In their article Pourrier et al. (2014) presented supportive information for the role of INa,late (INa,L) in the pathogenesis of HFpEF, and concluded that: (1) INa,L is increased in many pathological conditions, (2) INa,L is an important contributor to diastolic dysfunction in HFpEF. While we perfectly agree with the first conclusion we have reservations about the second. Indeed, these days there is little doubt about the pathological increase in INa,L and the dysregulation of [Ca2+]i homeostasis in the failing heart. However, the proof for a mechanistic relationship between increased INa,L and diastolic dysfunction requires further evidence for HFpEF, in particular in humans.

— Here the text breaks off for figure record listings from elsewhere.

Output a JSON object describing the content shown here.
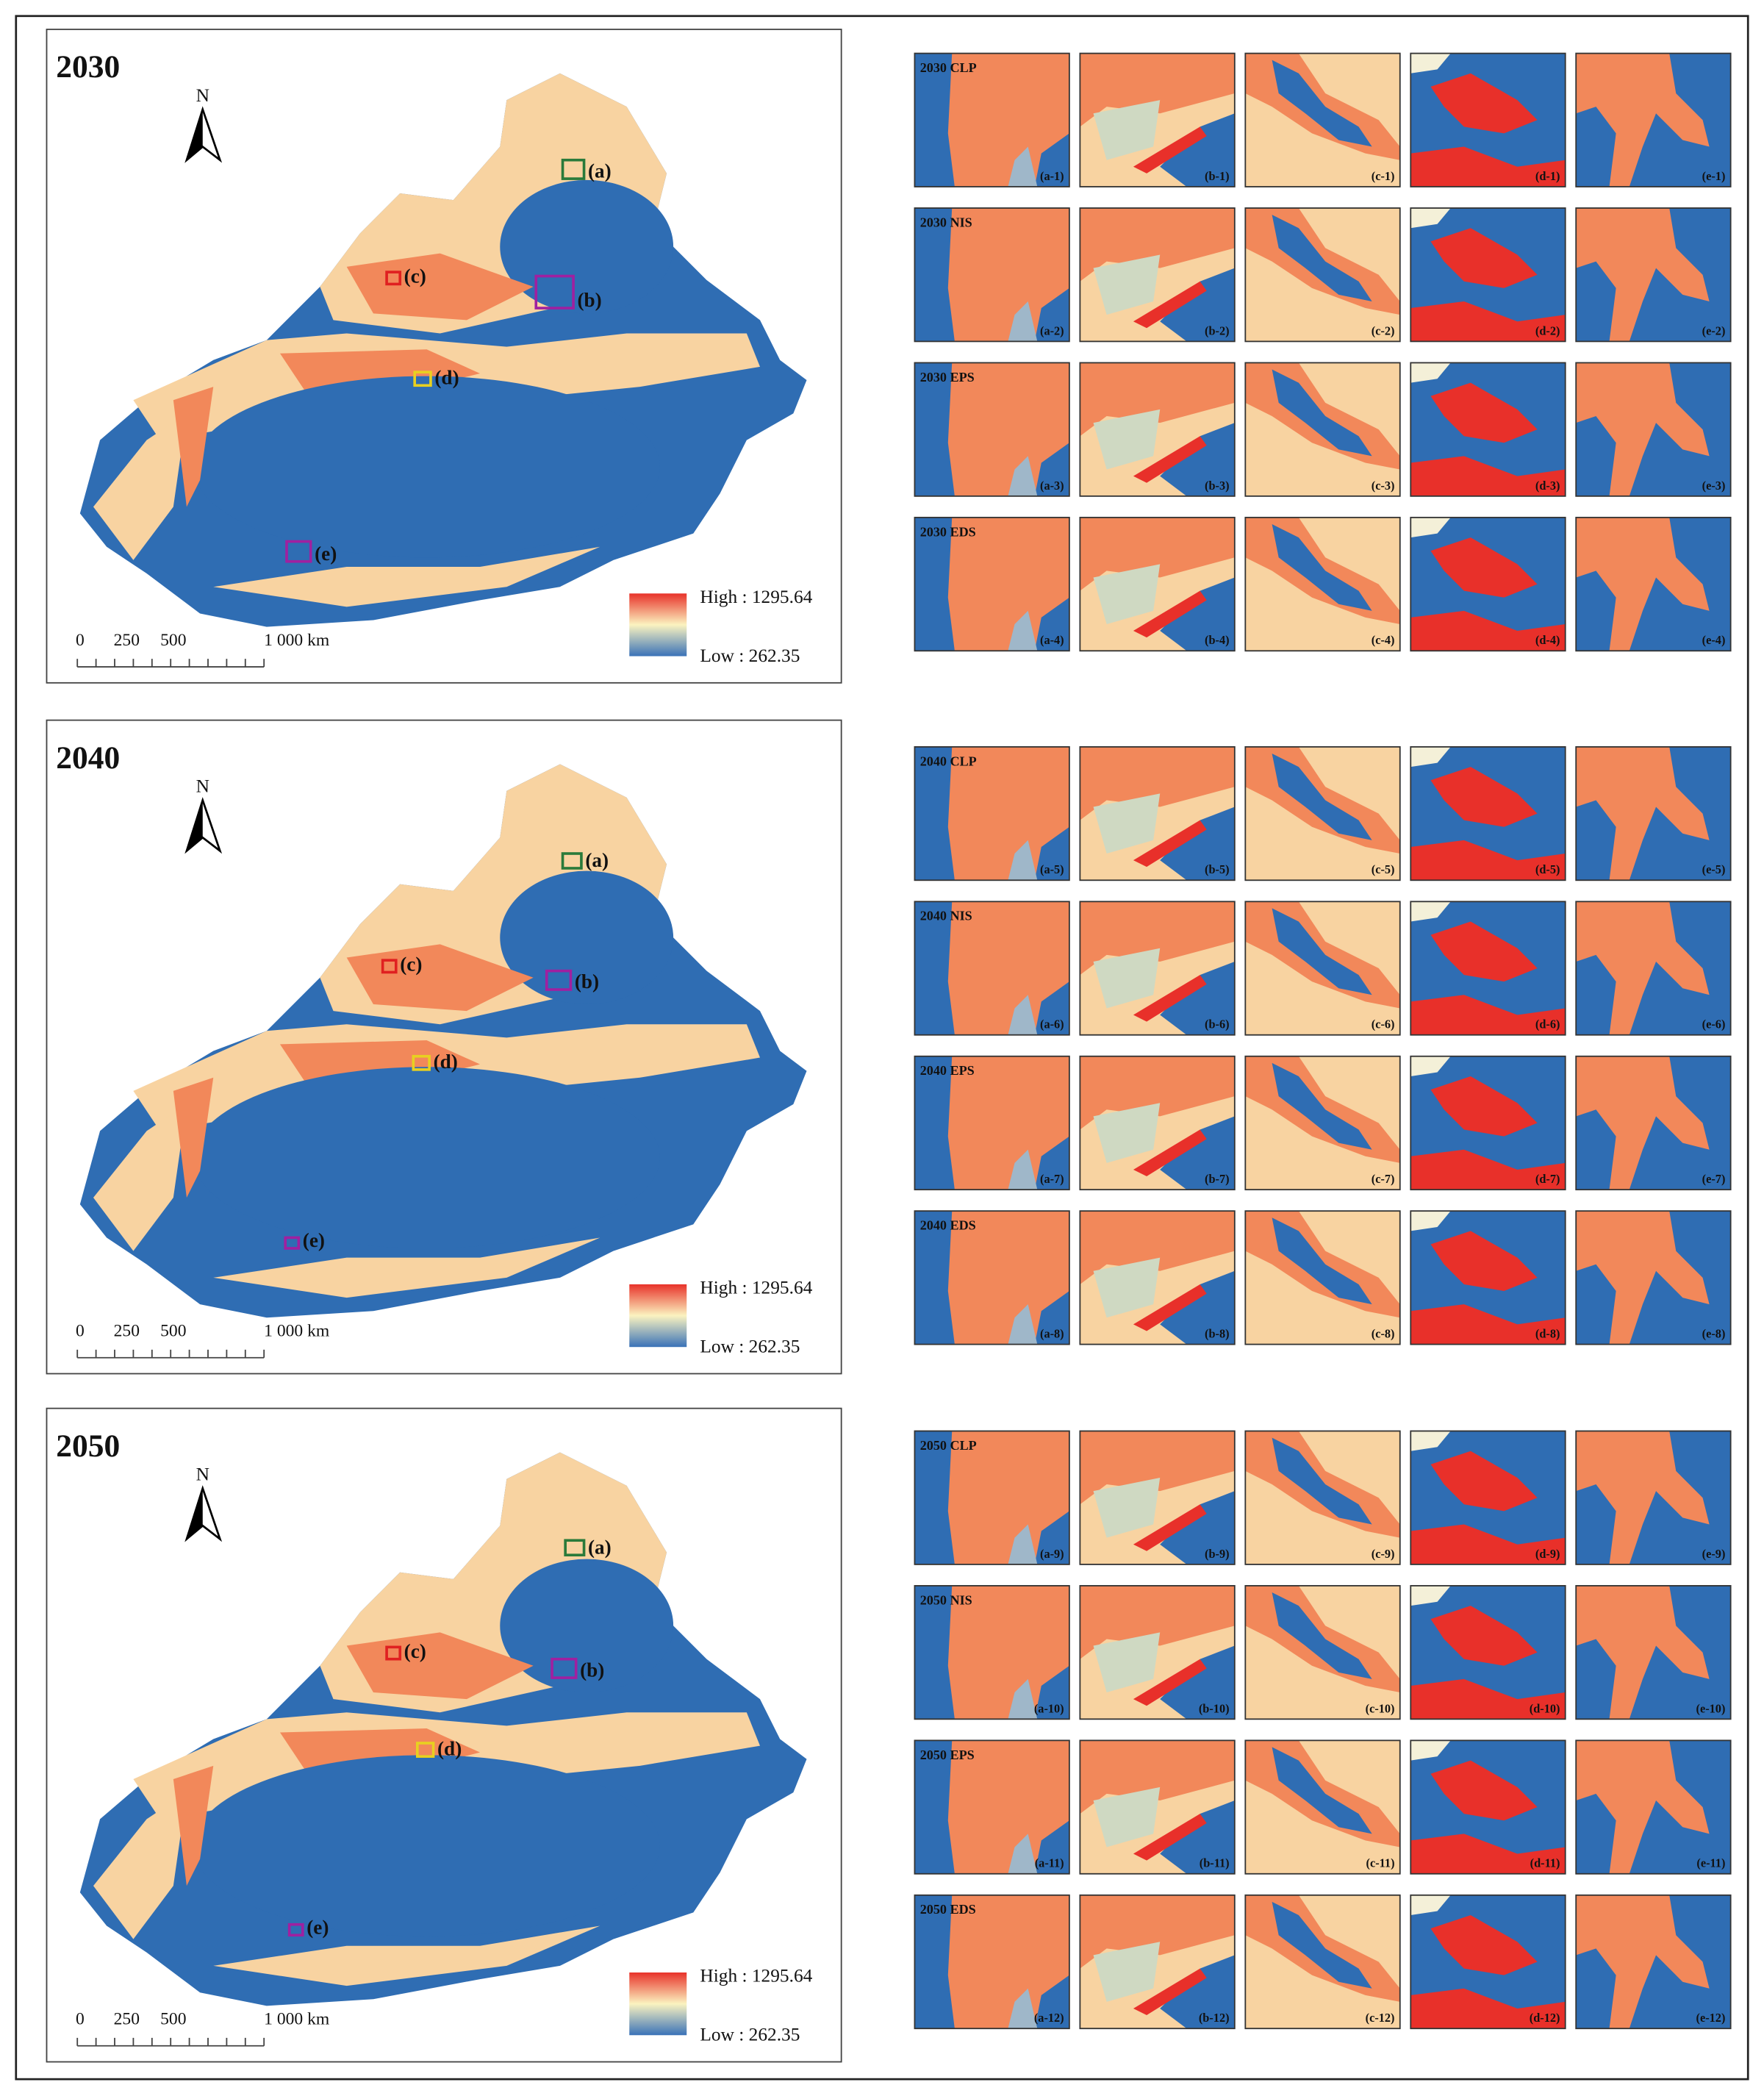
{
  "panels": [
    {
      "year": "2030",
      "north": "N",
      "boxes": [
        "(a)",
        "(b)",
        "(c)",
        "(d)",
        "(e)"
      ],
      "scale": [
        "0",
        "250",
        "500",
        "1 000 km"
      ],
      "legend": {
        "high": "High : 1295.64",
        "low": "Low : 262.35"
      },
      "rows": [
        {
          "scenario": "2030 CLP",
          "tiles": [
            "(a-1)",
            "(b-1)",
            "(c-1)",
            "(d-1)",
            "(e-1)"
          ]
        },
        {
          "scenario": "2030 NIS",
          "tiles": [
            "(a-2)",
            "(b-2)",
            "(c-2)",
            "(d-2)",
            "(e-2)"
          ]
        },
        {
          "scenario": "2030 EPS",
          "tiles": [
            "(a-3)",
            "(b-3)",
            "(c-3)",
            "(d-3)",
            "(e-3)"
          ]
        },
        {
          "scenario": "2030 EDS",
          "tiles": [
            "(a-4)",
            "(b-4)",
            "(c-4)",
            "(d-4)",
            "(e-4)"
          ]
        }
      ]
    },
    {
      "year": "2040",
      "north": "N",
      "boxes": [
        "(a)",
        "(b)",
        "(c)",
        "(d)",
        "(e)"
      ],
      "scale": [
        "0",
        "250",
        "500",
        "1 000 km"
      ],
      "legend": {
        "high": "High : 1295.64",
        "low": "Low : 262.35"
      },
      "rows": [
        {
          "scenario": "2040 CLP",
          "tiles": [
            "(a-5)",
            "(b-5)",
            "(c-5)",
            "(d-5)",
            "(e-5)"
          ]
        },
        {
          "scenario": "2040 NIS",
          "tiles": [
            "(a-6)",
            "(b-6)",
            "(c-6)",
            "(d-6)",
            "(e-6)"
          ]
        },
        {
          "scenario": "2040 EPS",
          "tiles": [
            "(a-7)",
            "(b-7)",
            "(c-7)",
            "(d-7)",
            "(e-7)"
          ]
        },
        {
          "scenario": "2040 EDS",
          "tiles": [
            "(a-8)",
            "(b-8)",
            "(c-8)",
            "(d-8)",
            "(e-8)"
          ]
        }
      ]
    },
    {
      "year": "2050",
      "north": "N",
      "boxes": [
        "(a)",
        "(b)",
        "(c)",
        "(d)",
        "(e)"
      ],
      "scale": [
        "0",
        "250",
        "500",
        "1 000 km"
      ],
      "legend": {
        "high": "High : 1295.64",
        "low": "Low : 262.35"
      },
      "rows": [
        {
          "scenario": "2050 CLP",
          "tiles": [
            "(a-9)",
            "(b-9)",
            "(c-9)",
            "(d-9)",
            "(e-9)"
          ]
        },
        {
          "scenario": "2050 NIS",
          "tiles": [
            "(a-10)",
            "(b-10)",
            "(c-10)",
            "(d-10)",
            "(e-10)"
          ]
        },
        {
          "scenario": "2050 EPS",
          "tiles": [
            "(a-11)",
            "(b-11)",
            "(c-11)",
            "(d-11)",
            "(e-11)"
          ]
        },
        {
          "scenario": "2050 EDS",
          "tiles": [
            "(a-12)",
            "(b-12)",
            "(c-12)",
            "(d-12)",
            "(e-12)"
          ]
        }
      ]
    }
  ]
}
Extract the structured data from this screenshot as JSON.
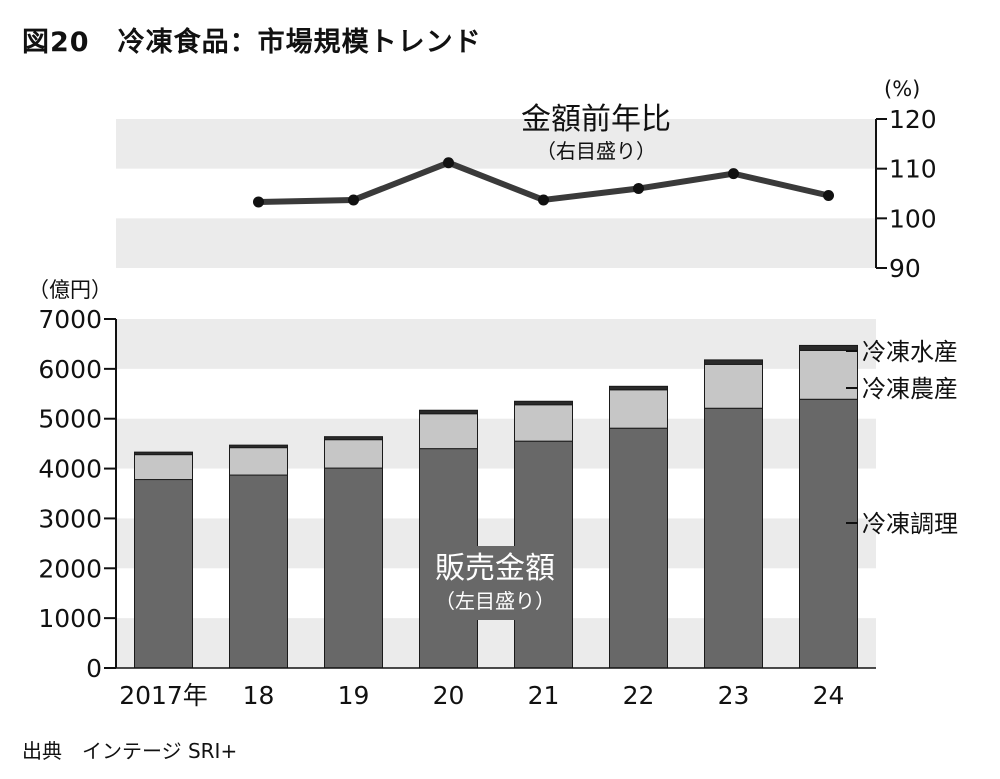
{
  "title": "図20　冷凍食品：市場規模トレンド",
  "source": "出典　インテージ SRI+",
  "chart_data": [
    {
      "type": "line",
      "title": "金額前年比",
      "subtitle": "（右目盛り）",
      "unit": "(%)",
      "axis": "right",
      "ylim": [
        90,
        120
      ],
      "yticks": [
        90,
        100,
        110,
        120
      ],
      "x": [
        "18",
        "19",
        "20",
        "21",
        "22",
        "23",
        "24"
      ],
      "values": [
        103.3,
        103.7,
        111.2,
        103.7,
        106.0,
        109.0,
        104.6
      ],
      "line_color": "#3a3a3a",
      "grid": "alternating bands"
    },
    {
      "type": "bar",
      "stacked": true,
      "title": "販売金額",
      "subtitle": "（左目盛り）",
      "unit": "（億円）",
      "axis": "left",
      "ylim": [
        0,
        7000
      ],
      "yticks": [
        0,
        1000,
        2000,
        3000,
        4000,
        5000,
        6000,
        7000
      ],
      "categories": [
        "2017年",
        "18",
        "19",
        "20",
        "21",
        "22",
        "23",
        "24"
      ],
      "series": [
        {
          "name": "冷凍調理",
          "color": "#686868",
          "values": [
            3780,
            3870,
            4010,
            4400,
            4550,
            4810,
            5210,
            5390
          ]
        },
        {
          "name": "冷凍農産",
          "color": "#c6c6c6",
          "values": [
            500,
            550,
            570,
            700,
            730,
            770,
            880,
            980
          ]
        },
        {
          "name": "冷凍水産",
          "color": "#2a2a2a",
          "values": [
            50,
            50,
            60,
            70,
            70,
            70,
            90,
            100
          ]
        }
      ],
      "grid": "alternating bands"
    }
  ]
}
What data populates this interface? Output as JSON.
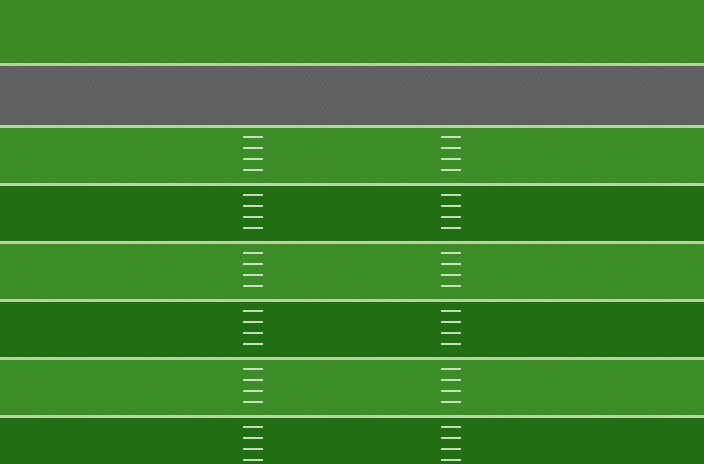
{
  "scene": {
    "name": "football-field-top-down",
    "colors": {
      "grass_light": "#3b8d26",
      "grass_dark": "#1f6e12",
      "top_grass": "#3a8b24",
      "track": "#5f5f62",
      "line": "#b9d9a4",
      "hash": "#d7e9cc"
    },
    "stripes": [
      {
        "shade": "light"
      },
      {
        "shade": "dark"
      },
      {
        "shade": "light"
      },
      {
        "shade": "dark"
      },
      {
        "shade": "light"
      },
      {
        "shade": "dark"
      }
    ],
    "hash_columns": 2,
    "hashes_per_stripe": 4
  }
}
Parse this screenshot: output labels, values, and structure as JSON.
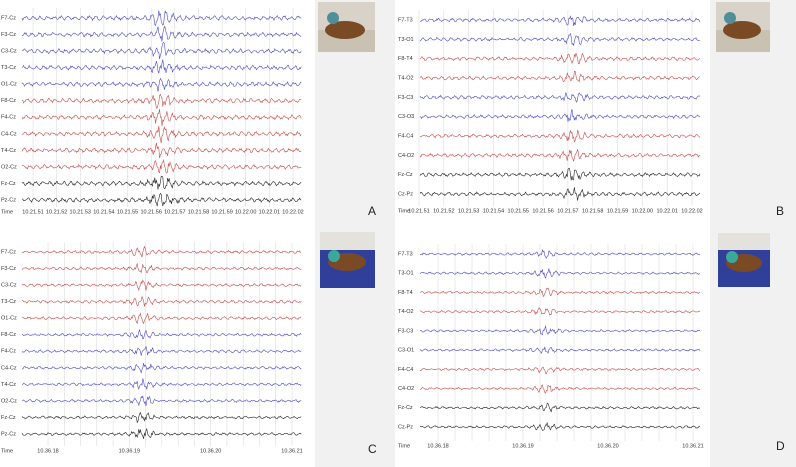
{
  "panels": [
    {
      "letter": "A",
      "time_label": "Time",
      "channels": [
        {
          "label": "F7-Cz",
          "color": "#4a4ac8"
        },
        {
          "label": "F3-Cz",
          "color": "#4a4ac8"
        },
        {
          "label": "C3-Cz",
          "color": "#4a4ac8"
        },
        {
          "label": "T3-Cz",
          "color": "#4a4ac8"
        },
        {
          "label": "O1-Cz",
          "color": "#4a4ac8"
        },
        {
          "label": "F8-Cz",
          "color": "#c84a4a"
        },
        {
          "label": "F4-Cz",
          "color": "#c84a4a"
        },
        {
          "label": "C4-Cz",
          "color": "#c84a4a"
        },
        {
          "label": "T4-Cz",
          "color": "#c84a4a"
        },
        {
          "label": "O2-Cz",
          "color": "#c84a4a"
        },
        {
          "label": "Fz-Cz",
          "color": "#222222"
        },
        {
          "label": "Pz-Cz",
          "color": "#222222"
        }
      ],
      "times": [
        "10.21.51",
        "10.21.52",
        "10.21.53",
        "10.21.54",
        "10.21.55",
        "10.21.56",
        "10.21.57",
        "10.21.58",
        "10.21.59",
        "10.22.00",
        "10.22.01",
        "10.22.02"
      ]
    },
    {
      "letter": "B",
      "time_label": "Time",
      "channels": [
        {
          "label": "F7-T3",
          "color": "#4a4ac8"
        },
        {
          "label": "T3-O1",
          "color": "#4a4ac8"
        },
        {
          "label": "F8-T4",
          "color": "#c84a4a"
        },
        {
          "label": "T4-O2",
          "color": "#c84a4a"
        },
        {
          "label": "F3-C3",
          "color": "#4a4ac8"
        },
        {
          "label": "C3-O3",
          "color": "#4a4ac8"
        },
        {
          "label": "F4-C4",
          "color": "#c84a4a"
        },
        {
          "label": "C4-O2",
          "color": "#c84a4a"
        },
        {
          "label": "Fz-Cz",
          "color": "#222222"
        },
        {
          "label": "Cz-Pz",
          "color": "#222222"
        }
      ],
      "times": [
        "10.21.51",
        "10.21.52",
        "10.21.53",
        "10.21.54",
        "10.21.55",
        "10.21.56",
        "10.21.57",
        "10.21.58",
        "10.21.59",
        "10.22.00",
        "10.22.01",
        "10.22.02"
      ]
    },
    {
      "letter": "C",
      "time_label": "Time",
      "channels": [
        {
          "label": "F7-Cz",
          "color": "#c84a4a"
        },
        {
          "label": "F3-Cz",
          "color": "#c84a4a"
        },
        {
          "label": "C3-Cz",
          "color": "#c84a4a"
        },
        {
          "label": "T3-Cz",
          "color": "#c84a4a"
        },
        {
          "label": "O1-Cz",
          "color": "#c84a4a"
        },
        {
          "label": "F8-Cz",
          "color": "#4a4ac8"
        },
        {
          "label": "F4-Cz",
          "color": "#4a4ac8"
        },
        {
          "label": "C4-Cz",
          "color": "#4a4ac8"
        },
        {
          "label": "T4-Cz",
          "color": "#4a4ac8"
        },
        {
          "label": "O2-Cz",
          "color": "#4a4ac8"
        },
        {
          "label": "Fz-Cz",
          "color": "#222222"
        },
        {
          "label": "Pz-Cz",
          "color": "#222222"
        }
      ],
      "times": [
        "10.36.18",
        "10.36.19",
        "10.36.20",
        "10.36.21"
      ]
    },
    {
      "letter": "D",
      "time_label": "Time",
      "channels": [
        {
          "label": "F7-T3",
          "color": "#4a4ac8"
        },
        {
          "label": "T3-O1",
          "color": "#4a4ac8"
        },
        {
          "label": "F8-T4",
          "color": "#c84a4a"
        },
        {
          "label": "T4-O2",
          "color": "#c84a4a"
        },
        {
          "label": "F3-C3",
          "color": "#4a4ac8"
        },
        {
          "label": "C3-O1",
          "color": "#4a4ac8"
        },
        {
          "label": "F4-C4",
          "color": "#c84a4a"
        },
        {
          "label": "C4-O2",
          "color": "#c84a4a"
        },
        {
          "label": "Fz-Cz",
          "color": "#222222"
        },
        {
          "label": "Cz-Pz",
          "color": "#222222"
        }
      ],
      "times": [
        "10.36.18",
        "10.36.19",
        "10.36.20",
        "10.36.21"
      ]
    }
  ]
}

Of note, one finds different epidemiological and phenotypical characteristics for HFpEF and HFrEF (heart rate with reduced ejection fraction; Mohammed et al. 2012). In our view, species-dependent characteristics are further complicated by the choice of experimental models where separation between systolic heart failure and diastolic heart failure (i.e. HFpEF vs. HFrEF) are rarely made. Therefore, it appears to be important to stress again that in HFpEF the signs and symptoms of heart failure develop despite an apparently normal (or near normal) LV systolic function. In contrast, most preclinical data for INa,L have been derived from studies where systolic ventricular dysfunction (with reduced ejection fraction and ischaemic cardiomyopathy) was clearly present (Sabbah et al. 2002; Maltsev et al. 2007; Sossalla et al. 2008). Hence, future model studies should try to avoid overlaps between HFpEF and HFrEF.
We anticipated that our opponent also felt critical about the specificity of ranolazine, and appreciate his efforts in finding supportive evidence with alternative INa,L inhibitors (i.e. terodotoxin and GS967; Qian et al. 2012; Belardinelli et al. 2013). We also acknowledge the strength of those experimental data where the frequency-dependent increase in [Ca2+]i was demonstrated in human cardiomyocytes isolated from patients with hypertrophic cardiomyopathy (Coppini et al. 2013). We strongly believe that future studies in human isolated cardiomyocyte preparations from HFpEF patients with INa,L antagonists other than ranolazine will shed new light on the pathophysiology of HFpEF.
Finally, we would like to underline that current data on the clinical use of INa,L inhibitors suffer from the same conceptual problems as those in preclinical studies (i.e. confusion of HFpEF with HFrEF and the aspecificity of ranolazine; Hayashida et al. 1994; Figueredo et al. 2011). Hence, for the evaluation of the clinical significance of INa,L further studies are clearly warranted where clinical, epidemiological and pharmacological data should be carefully taken into consideration.